Bellies no longer grumbling we head over to Eton to have a look at the College and a privileged life! Funny thing, it was closed the other day after their speech night and when we get there today there is another sign on the gate announcing a closure to - SWINE FLU! I am a little sceptical at first wondering whether this is just a convenient excuse but when we get back to the GH I check it on the net news and yes, for sure, there is a confirmed case and the College has been closed by the Health Commission. Bugger, bugger and more bugger. We do not have the time to hang around and wait for it to re-open in another week. And unfortunately, we have missed the Eton College Museum of Natural History by a mere 5 minutes. Trouble is that 5 pm does not feel like 5pm, more like 2 or 3! But we still manage to take a photo or 60.
So back over to Windsor to do the Windsor Wheel - one of those huge ferris wheel style with enclosed gondolas. We though that this would give us a different perspective of the Castle. It also gave us so pretty amazing views of the countryside surrounding it. We buy the photo that they take as it really is pretty good - we can download it from online so that we could post it on the blog - but we have to wait up to a week, so - you miss out on that one!
Dinner tonight is at the local Go Sing Chinese restaurant. We went with some trepidation as we will always judge a Chinese meal by those we had in Beijing where we got to eat true chinese style cooking, not adulterated for the western palate. But we are not disappointed. While it is certainly not that traditional style, it is very good.
You can either order from the a-la-carte menu or from the all-you-can-eat menu. This is an interesting concept where they have 156 dishes available and for £14.95 per person you can have as many as you like with the rider that any dishes not eaten are charged at full rate. I guess this is to encourage people to try some, and order more if they are still hungry rather that order over the top and leave a whole heap of food uneaten. We choose to go down this path and order:
Special Crispy Platter for 2 (spring rolls, satay chicken, crispy seaweed, barbecue spare ribs, sesame prawn on toast). The prawn toasts were rubbery, but the seaweed was amazing - shredded into fine strips then flash (deep) fried with ground dried shrimp powder on top - absolutely delicious! (no pic, ate it before we remembered!)
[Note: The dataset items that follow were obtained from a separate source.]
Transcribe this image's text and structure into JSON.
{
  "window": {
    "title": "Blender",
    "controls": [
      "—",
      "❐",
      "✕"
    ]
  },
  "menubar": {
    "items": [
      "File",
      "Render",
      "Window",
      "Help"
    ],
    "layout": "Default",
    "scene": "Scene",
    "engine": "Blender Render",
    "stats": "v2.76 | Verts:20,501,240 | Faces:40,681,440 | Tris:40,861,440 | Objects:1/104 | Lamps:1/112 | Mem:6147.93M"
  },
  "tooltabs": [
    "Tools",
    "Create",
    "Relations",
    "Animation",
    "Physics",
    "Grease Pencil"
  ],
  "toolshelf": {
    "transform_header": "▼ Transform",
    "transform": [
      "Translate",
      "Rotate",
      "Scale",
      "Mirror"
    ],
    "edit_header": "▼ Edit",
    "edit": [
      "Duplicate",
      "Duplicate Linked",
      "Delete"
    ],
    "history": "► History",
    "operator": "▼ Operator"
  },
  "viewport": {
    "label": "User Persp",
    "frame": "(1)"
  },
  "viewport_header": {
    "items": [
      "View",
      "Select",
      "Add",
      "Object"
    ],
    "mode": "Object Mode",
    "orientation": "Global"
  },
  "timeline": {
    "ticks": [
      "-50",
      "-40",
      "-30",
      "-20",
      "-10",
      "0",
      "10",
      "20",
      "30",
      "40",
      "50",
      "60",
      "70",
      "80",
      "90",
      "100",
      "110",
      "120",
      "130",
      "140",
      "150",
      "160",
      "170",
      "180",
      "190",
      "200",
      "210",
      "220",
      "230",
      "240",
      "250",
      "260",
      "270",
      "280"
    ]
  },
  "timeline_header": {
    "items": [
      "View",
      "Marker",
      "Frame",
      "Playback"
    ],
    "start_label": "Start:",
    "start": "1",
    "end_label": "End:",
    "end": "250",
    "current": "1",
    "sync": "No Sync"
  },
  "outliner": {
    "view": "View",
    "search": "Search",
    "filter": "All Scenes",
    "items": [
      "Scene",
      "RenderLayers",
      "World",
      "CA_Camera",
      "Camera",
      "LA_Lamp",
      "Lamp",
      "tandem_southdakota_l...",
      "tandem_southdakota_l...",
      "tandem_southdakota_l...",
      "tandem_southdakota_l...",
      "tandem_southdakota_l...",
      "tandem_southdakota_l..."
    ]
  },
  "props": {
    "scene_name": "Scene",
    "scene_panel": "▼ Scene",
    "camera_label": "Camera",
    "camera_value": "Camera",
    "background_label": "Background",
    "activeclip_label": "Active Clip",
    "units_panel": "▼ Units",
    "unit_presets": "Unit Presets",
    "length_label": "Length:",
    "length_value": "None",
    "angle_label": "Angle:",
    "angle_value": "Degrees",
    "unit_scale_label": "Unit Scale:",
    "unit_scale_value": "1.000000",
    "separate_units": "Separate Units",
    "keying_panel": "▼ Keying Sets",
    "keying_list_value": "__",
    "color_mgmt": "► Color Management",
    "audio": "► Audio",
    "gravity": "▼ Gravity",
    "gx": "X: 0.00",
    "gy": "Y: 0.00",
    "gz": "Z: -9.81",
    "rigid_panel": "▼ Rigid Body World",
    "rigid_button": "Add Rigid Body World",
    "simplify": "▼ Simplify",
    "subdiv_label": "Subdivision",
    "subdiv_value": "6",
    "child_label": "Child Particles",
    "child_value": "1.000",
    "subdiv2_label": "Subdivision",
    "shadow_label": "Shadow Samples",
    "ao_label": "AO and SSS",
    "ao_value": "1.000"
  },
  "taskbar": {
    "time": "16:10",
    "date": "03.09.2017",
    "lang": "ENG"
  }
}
Chicken Breast in Lemon Sauce
Sliced Duck with Ginger and Shallots
Deep fried Shredded Beef with Carrots and Chilli
Special Fried Rice.
And then it was back to the Oakwood Guest House to find out that the favourite Britain's Got Talent contender - Susan Boyle from Wales (we were near her town when she was first voted in) had been topped by dance troupe Diversity who had been placed sixth favourite by UK bookmakers!!! Wow.